EPA Adjusts Dicamba Cutoff Dates in '23

On Feb. 16, EPA posted label amendments to its public docket that further restrict the use of over-the-top (OTT) dicamba herbicides in Iowa, Illinois, Indiana and South Dakota according to DTN’s Progressive Farmer. For the 2023 season, the revised federal labels for XtendiMax, Engenia and Tavium will contain the following prohibitions:no spraying on dicamba-tolerant (DT) soybeans in Iowa, Illinois and Indiana after June 12 or V4 growth stage, whichever comes first; no spraying on DT cotton in Iowa, Illinois and Indiana after June 12 or first square, whichever comes first; and no spraying on DT crops after June 20 in South Dakota.

In Minnesota, the same use restrictions remain from 2022: no spraying on DT crops after June 12 south of Interstate 94; no spraying on DT crops after June 30 north of Interstate 94; and no spraying when the forecast high temperature exceeds 85 degrees Fahrenheit in Minnesota.

News of the label amendments was met with frustration.

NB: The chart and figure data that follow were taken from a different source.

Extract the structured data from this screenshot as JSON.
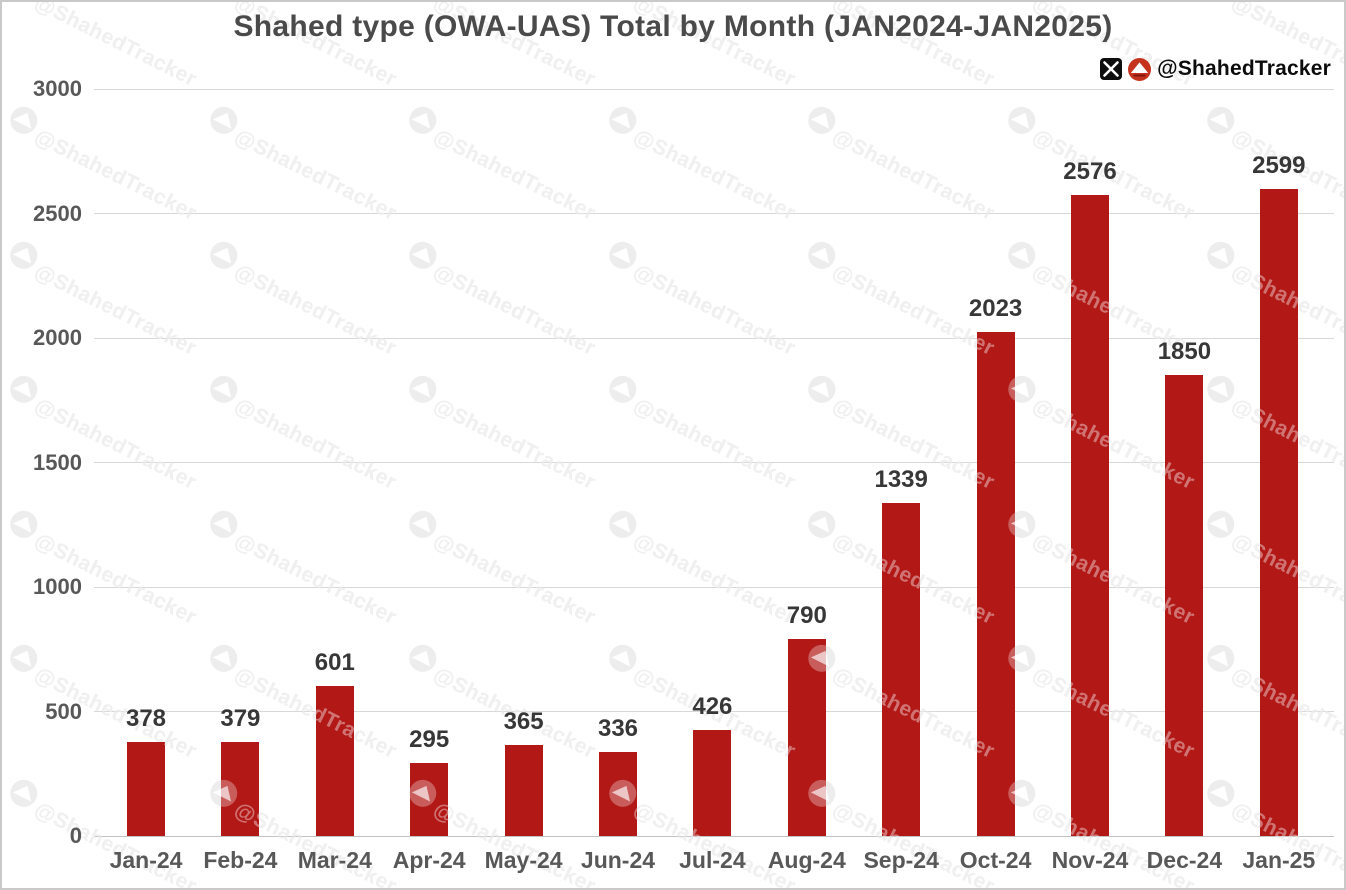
{
  "title": "Shahed type (OWA-UAS) Total by Month (JAN2024-JAN2025)",
  "attribution": {
    "handle": "@ShahedTracker",
    "icons": [
      "x-logo-icon",
      "shahed-drone-logo-icon"
    ]
  },
  "watermark": {
    "text": "@ShahedTracker",
    "icon": "shahed-drone-logo-icon"
  },
  "colors": {
    "bar": "#B11816",
    "grid": "#d8d8d8",
    "axis_text": "#585858",
    "value_text": "#373737",
    "title_text": "#4a4a4a",
    "logo_red": "#C5331F",
    "logo_dark_red": "#7e150f"
  },
  "chart_data": {
    "type": "bar",
    "title": "Shahed type (OWA-UAS) Total by Month (JAN2024-JAN2025)",
    "categories": [
      "Jan-24",
      "Feb-24",
      "Mar-24",
      "Apr-24",
      "May-24",
      "Jun-24",
      "Jul-24",
      "Aug-24",
      "Sep-24",
      "Oct-24",
      "Nov-24",
      "Dec-24",
      "Jan-25"
    ],
    "values": [
      378,
      379,
      601,
      295,
      365,
      336,
      426,
      790,
      1339,
      2023,
      2576,
      1850,
      2599
    ],
    "xlabel": "",
    "ylabel": "",
    "ylim": [
      0,
      3000
    ],
    "yticks": [
      0,
      500,
      1000,
      1500,
      2000,
      2500,
      3000
    ],
    "grid": true,
    "legend": false,
    "value_labels": true,
    "bar_color": "#B11816"
  }
}
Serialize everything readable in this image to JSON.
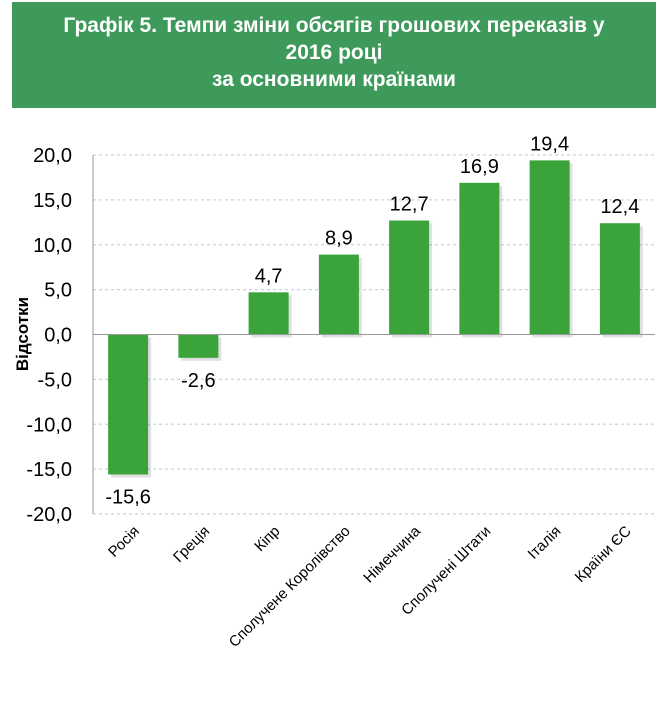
{
  "title": {
    "line1": "Графік 5. Темпи зміни  обсягів грошових переказів у",
    "line2": "2016 році",
    "line3": "за основними країнами"
  },
  "colors": {
    "bar": "#3aa33a",
    "header": "#3e9a5a",
    "grid": "#c8d2e6"
  },
  "chart_data": {
    "type": "bar",
    "categories": [
      "Росія",
      "Греція",
      "Кіпр",
      "Сполучене Королівство",
      "Німеччина",
      "Сполучені Штати",
      "Італія",
      "Країни ЄС"
    ],
    "values": [
      -15.6,
      -2.6,
      4.7,
      8.9,
      12.7,
      16.9,
      19.4,
      12.4
    ],
    "value_labels": [
      "-15,6",
      "-2,6",
      "4,7",
      "8,9",
      "12,7",
      "16,9",
      "19,4",
      "12,4"
    ],
    "ylabel": "Відсотки",
    "xlabel": "",
    "ylim": [
      -20,
      20
    ],
    "yticks": [
      20,
      15,
      10,
      5,
      0,
      -5,
      -10,
      -15,
      -20
    ],
    "ytick_labels": [
      "20,0",
      "15,0",
      "10,0",
      "5,0",
      "0,0",
      "-5,0",
      "-10,0",
      "-15,0",
      "-20,0"
    ],
    "grid": true,
    "legend": "none"
  }
}
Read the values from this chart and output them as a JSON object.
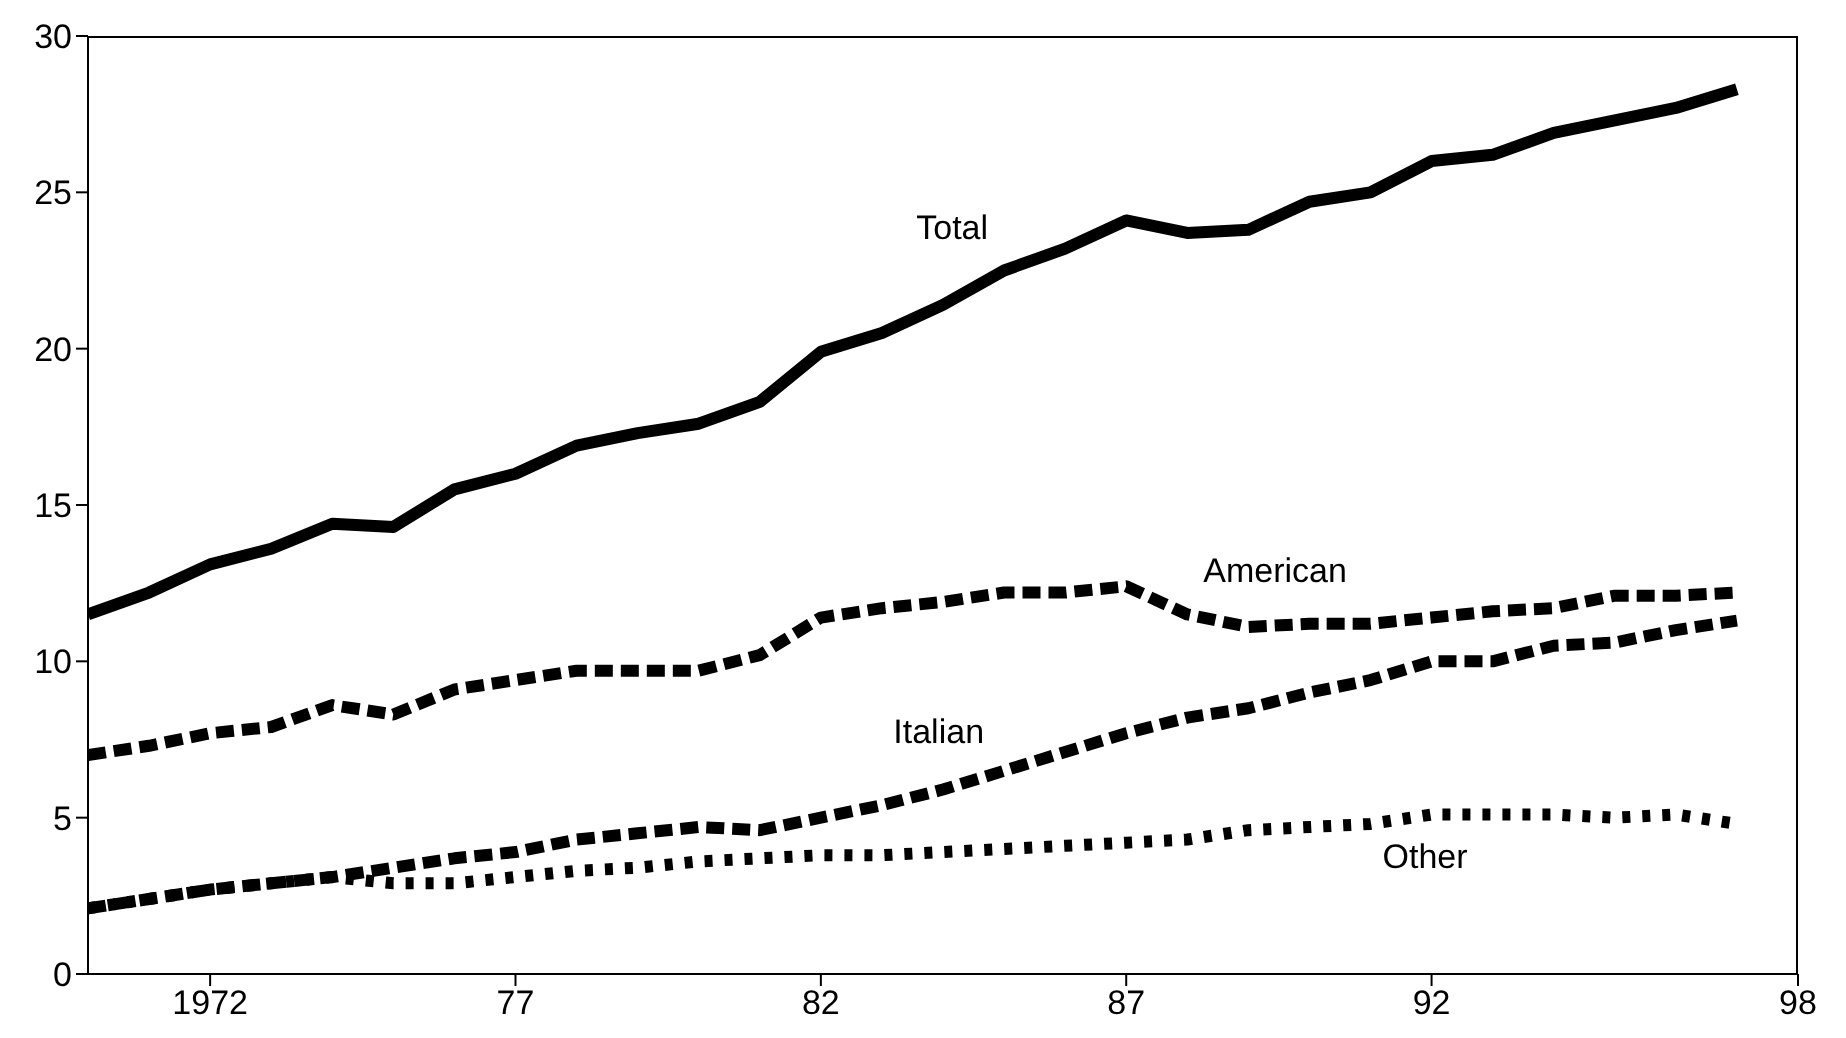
{
  "chart_data": {
    "type": "line",
    "x": [
      1970,
      1971,
      1972,
      1973,
      1974,
      1975,
      1976,
      1977,
      1978,
      1979,
      1980,
      1981,
      1982,
      1983,
      1984,
      1985,
      1986,
      1987,
      1988,
      1989,
      1990,
      1991,
      1992,
      1993,
      1994,
      1995,
      1996,
      1997
    ],
    "series": [
      {
        "name": "Total",
        "color": "#000000",
        "line_style": "solid",
        "values": [
          11.5,
          12.2,
          13.1,
          13.6,
          14.4,
          14.3,
          15.5,
          16.0,
          16.9,
          17.3,
          17.6,
          18.3,
          19.9,
          20.5,
          21.4,
          22.5,
          23.2,
          24.1,
          23.7,
          23.8,
          24.7,
          25.0,
          26.0,
          26.2,
          26.9,
          27.3,
          27.7,
          28.3
        ]
      },
      {
        "name": "American",
        "color": "#000000",
        "line_style": "dashed",
        "values": [
          7.0,
          7.3,
          7.7,
          7.9,
          8.6,
          8.3,
          9.1,
          9.4,
          9.7,
          9.7,
          9.7,
          10.2,
          11.4,
          11.7,
          11.9,
          12.2,
          12.2,
          12.4,
          11.5,
          11.1,
          11.2,
          11.2,
          11.4,
          11.6,
          11.7,
          12.1,
          12.1,
          12.2
        ]
      },
      {
        "name": "Italian",
        "color": "#000000",
        "line_style": "dashed",
        "values": [
          2.1,
          2.4,
          2.7,
          2.9,
          3.1,
          3.4,
          3.7,
          3.9,
          4.3,
          4.5,
          4.7,
          4.6,
          5.0,
          5.4,
          5.9,
          6.5,
          7.1,
          7.7,
          8.2,
          8.5,
          9.0,
          9.4,
          10.0,
          10.0,
          10.5,
          10.6,
          11.0,
          11.3
        ]
      },
      {
        "name": "Other",
        "color": "#000000",
        "line_style": "dotted",
        "values": [
          2.1,
          2.4,
          2.7,
          2.9,
          3.1,
          2.9,
          2.9,
          3.1,
          3.3,
          3.4,
          3.6,
          3.7,
          3.8,
          3.8,
          3.9,
          4.0,
          4.1,
          4.2,
          4.3,
          4.6,
          4.7,
          4.8,
          5.1,
          5.1,
          5.1,
          5.0,
          5.1,
          4.8
        ]
      }
    ],
    "xlim": [
      1970,
      1998
    ],
    "xticks": [
      {
        "value": 1972,
        "label": "1972"
      },
      {
        "value": 1977,
        "label": "77"
      },
      {
        "value": 1982,
        "label": "82"
      },
      {
        "value": 1987,
        "label": "87"
      },
      {
        "value": 1992,
        "label": "92"
      },
      {
        "value": 1998,
        "label": "98"
      }
    ],
    "ylim": [
      0,
      30
    ],
    "yticks": [
      0,
      5,
      10,
      15,
      20,
      25,
      30
    ],
    "grid": false,
    "marker": "none"
  }
}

"The timing of this couldn't be worse for soybean growers who will plant these varieties," said University of Illinois weed scientist Aaron Hager. "We're 45-50 days out from starting to plant soybeans. Most or all seed and herbicide decisions have been made. And now we have to contend with new cutoffs in the largest soybean producing states in the U.S.

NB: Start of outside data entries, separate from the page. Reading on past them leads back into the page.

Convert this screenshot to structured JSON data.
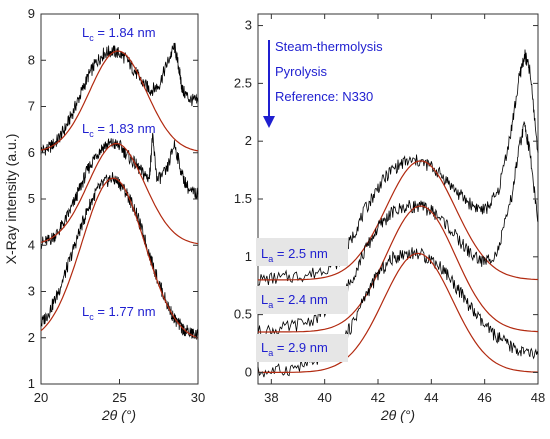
{
  "chart_data": [
    {
      "type": "line",
      "ylabel": "X-Ray intensity (a.u.)",
      "xlabel": "2θ (°)",
      "xlim": [
        20,
        30
      ],
      "ylim": [
        1,
        9
      ],
      "xticks": [
        20,
        25,
        30
      ],
      "yticks": [
        1,
        2,
        3,
        4,
        5,
        6,
        7,
        8,
        9
      ],
      "grid": false,
      "curve_colors": {
        "data": "#000000",
        "fit": "#b22a10"
      },
      "series": [
        {
          "x": [
            20.0,
            20.5,
            21.0,
            21.5,
            22.0,
            22.5,
            23.0,
            23.5,
            24.0,
            24.5,
            25.0,
            25.5,
            26.0,
            26.5,
            27.0,
            27.5,
            28.0,
            28.5,
            28.8,
            29.0,
            29.5,
            30.0
          ],
          "y": [
            6.05,
            6.1,
            6.25,
            6.5,
            6.85,
            7.25,
            7.65,
            7.95,
            8.15,
            8.2,
            8.15,
            8.0,
            7.75,
            7.5,
            7.35,
            7.45,
            7.9,
            8.3,
            7.8,
            7.35,
            7.15,
            7.1
          ],
          "fit": {
            "peak_x": 24.9,
            "peak_y": 8.2,
            "width": 1.8,
            "base": 6.0
          }
        },
        {
          "x": [
            20.0,
            20.5,
            21.0,
            21.5,
            22.0,
            22.5,
            23.0,
            23.5,
            24.0,
            24.5,
            25.0,
            25.5,
            26.0,
            26.5,
            26.9,
            27.1,
            27.4,
            28.0,
            28.5,
            29.0,
            29.5,
            30.0
          ],
          "y": [
            4.05,
            4.1,
            4.25,
            4.5,
            4.85,
            5.25,
            5.65,
            5.95,
            6.15,
            6.2,
            6.15,
            5.95,
            5.75,
            5.55,
            5.45,
            6.35,
            5.4,
            5.6,
            6.2,
            5.5,
            5.15,
            5.1
          ],
          "fit": {
            "peak_x": 24.8,
            "peak_y": 6.2,
            "width": 1.8,
            "base": 4.0
          }
        },
        {
          "x": [
            20.0,
            20.5,
            21.0,
            21.5,
            22.0,
            22.5,
            23.0,
            23.5,
            24.0,
            24.5,
            25.0,
            25.5,
            26.0,
            26.5,
            27.0,
            27.5,
            28.0,
            28.5,
            29.0,
            29.5,
            30.0
          ],
          "y": [
            2.3,
            2.55,
            2.9,
            3.35,
            3.85,
            4.35,
            4.8,
            5.15,
            5.35,
            5.45,
            5.35,
            5.1,
            4.75,
            4.25,
            3.7,
            3.2,
            2.75,
            2.4,
            2.2,
            2.1,
            2.05
          ],
          "fit": {
            "peak_x": 24.6,
            "peak_y": 5.45,
            "width": 2.0,
            "base": 1.9
          }
        }
      ],
      "annotations": [
        {
          "label": "L",
          "sub": "c",
          "text": " = 1.84 nm"
        },
        {
          "label": "L",
          "sub": "c",
          "text": " = 1.83 nm"
        },
        {
          "label": "L",
          "sub": "c",
          "text": " = 1.77 nm"
        }
      ]
    },
    {
      "type": "line",
      "xlabel": "2θ (°)",
      "xlim": [
        37.5,
        48
      ],
      "ylim": [
        -0.1,
        3.1
      ],
      "xticks": [
        38,
        40,
        42,
        44,
        46,
        48
      ],
      "yticks": [
        0,
        0.5,
        1,
        1.5,
        2,
        2.5,
        3
      ],
      "ytick_labels": [
        "0",
        "0.5",
        "1",
        "1.5",
        "2",
        "2.5",
        "3"
      ],
      "grid": false,
      "series": [
        {
          "x": [
            37.5,
            38.5,
            39.5,
            40.5,
            41.0,
            41.5,
            42.0,
            42.5,
            43.0,
            43.5,
            44.0,
            44.5,
            45.0,
            45.5,
            46.0,
            46.5,
            47.0,
            47.3,
            47.5,
            47.7,
            48.0
          ],
          "y": [
            0.8,
            0.82,
            0.85,
            0.95,
            1.15,
            1.4,
            1.6,
            1.75,
            1.82,
            1.83,
            1.78,
            1.68,
            1.55,
            1.45,
            1.4,
            1.55,
            2.1,
            2.55,
            2.75,
            2.6,
            1.9
          ],
          "fit": {
            "peak_x": 43.6,
            "peak_y": 1.83,
            "width": 1.3,
            "base": 0.8
          }
        },
        {
          "x": [
            37.5,
            38.5,
            39.5,
            40.5,
            41.0,
            41.5,
            42.0,
            42.5,
            43.0,
            43.5,
            44.0,
            44.5,
            45.0,
            45.5,
            46.0,
            46.5,
            47.0,
            47.3,
            47.5,
            47.7,
            48.0
          ],
          "y": [
            0.35,
            0.38,
            0.45,
            0.6,
            0.8,
            1.05,
            1.25,
            1.38,
            1.43,
            1.44,
            1.4,
            1.3,
            1.15,
            1.02,
            0.95,
            1.05,
            1.5,
            1.95,
            2.15,
            1.9,
            1.3
          ],
          "fit": {
            "peak_x": 43.6,
            "peak_y": 1.44,
            "width": 1.3,
            "base": 0.35
          }
        },
        {
          "x": [
            37.5,
            38.5,
            39.5,
            40.5,
            41.0,
            41.5,
            42.0,
            42.5,
            43.0,
            43.5,
            44.0,
            44.5,
            45.0,
            45.5,
            46.0,
            46.5,
            47.0,
            47.5,
            48.0
          ],
          "y": [
            0.0,
            0.02,
            0.08,
            0.2,
            0.4,
            0.65,
            0.85,
            0.98,
            1.03,
            1.03,
            0.98,
            0.88,
            0.72,
            0.55,
            0.4,
            0.3,
            0.22,
            0.17,
            0.15
          ],
          "fit": {
            "peak_x": 43.5,
            "peak_y": 1.03,
            "width": 1.3,
            "base": 0.0
          }
        }
      ],
      "legend": [
        "Steam-thermolysis",
        "Pyrolysis",
        "Reference: N330"
      ],
      "legend_placement": "top-left",
      "legend_color": "#1f1fd0",
      "annotations": [
        {
          "label": "L",
          "sub": "a",
          "text": " = 2.5 nm"
        },
        {
          "label": "L",
          "sub": "a",
          "text": " = 2.4 nm"
        },
        {
          "label": "L",
          "sub": "a",
          "text": " = 2.9 nm"
        }
      ]
    }
  ]
}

"A June 12 cutoff is one thing, but if we continue to see the current trend of earlier soybean planting, when will we reach that V4 growth stage cutoff?" Hager asked. "If that stage comes well before June 12, there's a whole lot of season left, and waterhemp is just really gaining momentum at that time."
 EPA Workers Call Attention to ‘Staffing Crisis’

EPA employees are holding a rally today at the agency’s headquarters, completing a three-day blitz of Capitol Hill visits agitating for more funding to address what they call a “staffing crisis.”

Members of EPA’s largest union, AFGE Council 238, say that in the past two years, EPA has increased staffing by just 3%, even as its regulatory responsibilities have grown. “The agency is losing senior staff to retirement at a record clip, and 3,000 employees, or 21% of the agency’s workforce, are currently eligible for retirement,” the union said.

The union wants Congress to provide funding for more high-level positions as well as higher pay competitive with the private sector.